On January 24, 2008, U.S. District Judge Robert S. Lasnik made the following comments in granting final approval to a class action settlement: “I will sign the proposed findings and conclusions and the final approval order and judgment with one exception, Mr. Griffin. I’ve just stricken on page 5 of your proposed findings and conclusions. I agree that the amount of $108,000 which is 25 percent of the settlement fund is reasonable. I don’t want to say that it’s the benchmark percentage for such fee awards, because, for me, I’ll always look at case law and determine what’s appropriate under all the circumstances. Twenty-five percent is certainly something that has been talked about as a benchmark, but I don’t want someone to later on say to me: You’ve already adopted that as your benchmark. So I’ve just stricken those words. Not that I disagree with them, but I don’t want to memorialize them quite that way. But, with that one exception, I have signed the proposed findings and conclusions and the final approval order and judgment, and I do believe that this is a successful -- sometimes people ask me what is the whole purpose behind class action, because it seems that the victims get virtually nothing, the attorneys get everything, and society hasn’t been advanced much in the process. But I think this is an example of how [a] class action works, and I was very pleased to see it come to this conclusion. So thank you very much (Emphasis added).” Kavu, Inc. v. Omnipak Corp., No. 06-109RSL.

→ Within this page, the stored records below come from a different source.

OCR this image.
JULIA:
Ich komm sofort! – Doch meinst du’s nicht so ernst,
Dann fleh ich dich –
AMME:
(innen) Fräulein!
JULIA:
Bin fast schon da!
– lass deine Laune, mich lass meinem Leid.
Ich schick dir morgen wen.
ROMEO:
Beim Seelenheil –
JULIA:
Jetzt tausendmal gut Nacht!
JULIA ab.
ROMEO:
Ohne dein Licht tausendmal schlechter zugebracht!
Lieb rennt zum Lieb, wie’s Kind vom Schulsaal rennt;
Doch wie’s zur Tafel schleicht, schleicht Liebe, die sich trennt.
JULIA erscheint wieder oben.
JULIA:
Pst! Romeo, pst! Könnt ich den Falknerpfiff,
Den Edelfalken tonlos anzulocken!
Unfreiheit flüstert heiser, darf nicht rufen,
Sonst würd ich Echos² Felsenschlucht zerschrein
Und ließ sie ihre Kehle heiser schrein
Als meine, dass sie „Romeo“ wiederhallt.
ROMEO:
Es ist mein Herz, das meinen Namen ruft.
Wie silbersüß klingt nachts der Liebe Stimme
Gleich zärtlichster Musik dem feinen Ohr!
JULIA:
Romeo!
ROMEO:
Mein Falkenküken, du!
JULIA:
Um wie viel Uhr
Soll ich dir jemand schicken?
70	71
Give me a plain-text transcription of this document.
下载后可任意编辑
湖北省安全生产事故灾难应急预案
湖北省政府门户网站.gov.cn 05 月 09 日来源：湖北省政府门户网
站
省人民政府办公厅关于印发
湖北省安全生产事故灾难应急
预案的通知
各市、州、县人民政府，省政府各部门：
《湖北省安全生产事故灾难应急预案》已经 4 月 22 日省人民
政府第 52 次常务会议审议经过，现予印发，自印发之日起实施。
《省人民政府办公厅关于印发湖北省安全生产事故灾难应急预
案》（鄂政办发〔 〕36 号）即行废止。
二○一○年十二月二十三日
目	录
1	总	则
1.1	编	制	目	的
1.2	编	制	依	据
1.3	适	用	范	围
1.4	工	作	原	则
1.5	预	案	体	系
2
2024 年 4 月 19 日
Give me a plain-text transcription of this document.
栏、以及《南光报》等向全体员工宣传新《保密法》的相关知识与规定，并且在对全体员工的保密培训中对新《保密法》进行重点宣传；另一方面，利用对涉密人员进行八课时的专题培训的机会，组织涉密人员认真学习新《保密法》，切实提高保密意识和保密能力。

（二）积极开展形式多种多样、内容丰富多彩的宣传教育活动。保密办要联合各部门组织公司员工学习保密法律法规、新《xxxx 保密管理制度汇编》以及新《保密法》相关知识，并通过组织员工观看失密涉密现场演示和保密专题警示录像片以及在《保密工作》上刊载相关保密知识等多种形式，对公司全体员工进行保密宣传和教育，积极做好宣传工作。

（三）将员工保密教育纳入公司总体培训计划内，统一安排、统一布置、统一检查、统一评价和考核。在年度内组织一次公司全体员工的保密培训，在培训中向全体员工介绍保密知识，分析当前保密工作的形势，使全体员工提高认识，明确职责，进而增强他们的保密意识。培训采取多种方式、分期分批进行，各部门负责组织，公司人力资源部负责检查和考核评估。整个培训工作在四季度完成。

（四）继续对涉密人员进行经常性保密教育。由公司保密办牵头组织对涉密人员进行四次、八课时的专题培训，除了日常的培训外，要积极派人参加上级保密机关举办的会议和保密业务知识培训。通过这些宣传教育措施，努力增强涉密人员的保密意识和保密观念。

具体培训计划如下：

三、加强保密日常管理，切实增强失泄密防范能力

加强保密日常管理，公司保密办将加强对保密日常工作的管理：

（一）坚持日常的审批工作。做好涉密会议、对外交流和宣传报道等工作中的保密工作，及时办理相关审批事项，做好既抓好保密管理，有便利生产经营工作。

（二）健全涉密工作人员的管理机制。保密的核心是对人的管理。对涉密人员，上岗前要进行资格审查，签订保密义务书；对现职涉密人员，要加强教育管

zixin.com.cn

On October 27, 2005, when granting final approval of a class settlement, Judge John Erlick of the King County Superior Court stated, “I’m sure counsel is well aware that one of the greatest criticisms of class actions is that the putitive members receive so little, and the attorneys receive it all, and the recovery pales compared to the claimed damages to the plaintiffs. And in this case the settlement that was reached between the parties strikes me, in the context of my familiarity with other class actions, as extremely fair and reasonable by both sides. So I want to acknowledge counsel for working that out, and the amount of recovery, I think, given all the issues involved, the risk of litigation, the length of time it could take to litigate these matters, and the increasing costs both in terms of hard costs of all the trace fees, this was a very appropriate and fair resolution. So with respect to the recovery to the class members, the court approves the proposed distributions to the class members who have filed for claims….” Roche v. Washington Mutual Bank, No. 00-2-31212-1SEA.

In Hansen v. Ticket Track, Inc., 213 F.R.D. 412, 416 (W.D. Wash. 2003), U.S. District Judge Marsha J. Pechman appointed Keller Rohrback L.L.P. class counsel finding that the “firm is experienced in class action litigation and management.”

In Mortimore v. Federal Deposit Insurance Corporation, 197 F.R.D. 432, 437 (W.D. Wash. 2000), Judge Coughenour appointed Keller Rohrback L.L.P. class counsel finding that it is “well qualified to represent the class in this case.”

On September 20, 1999, U.S. District Judge William L. Dwyer made the following comments about the settlement agreement in Getty v. Harmon, No. 98-0178: “Despite substantial obstacles to recovery, Keller Rohrback was willing to undertake the significant risks presented by this case. After a year and a half of intensive litigation, including extensive discovery, motion practice, and mediation, Class Counsel achieved real and substantial benefits for members of the Class. Keller Rohrback’s extensive prior experience in complex class action securities litigation and with Ponzi investment schemes enabled the Class to analyze and achieve this excellent result.”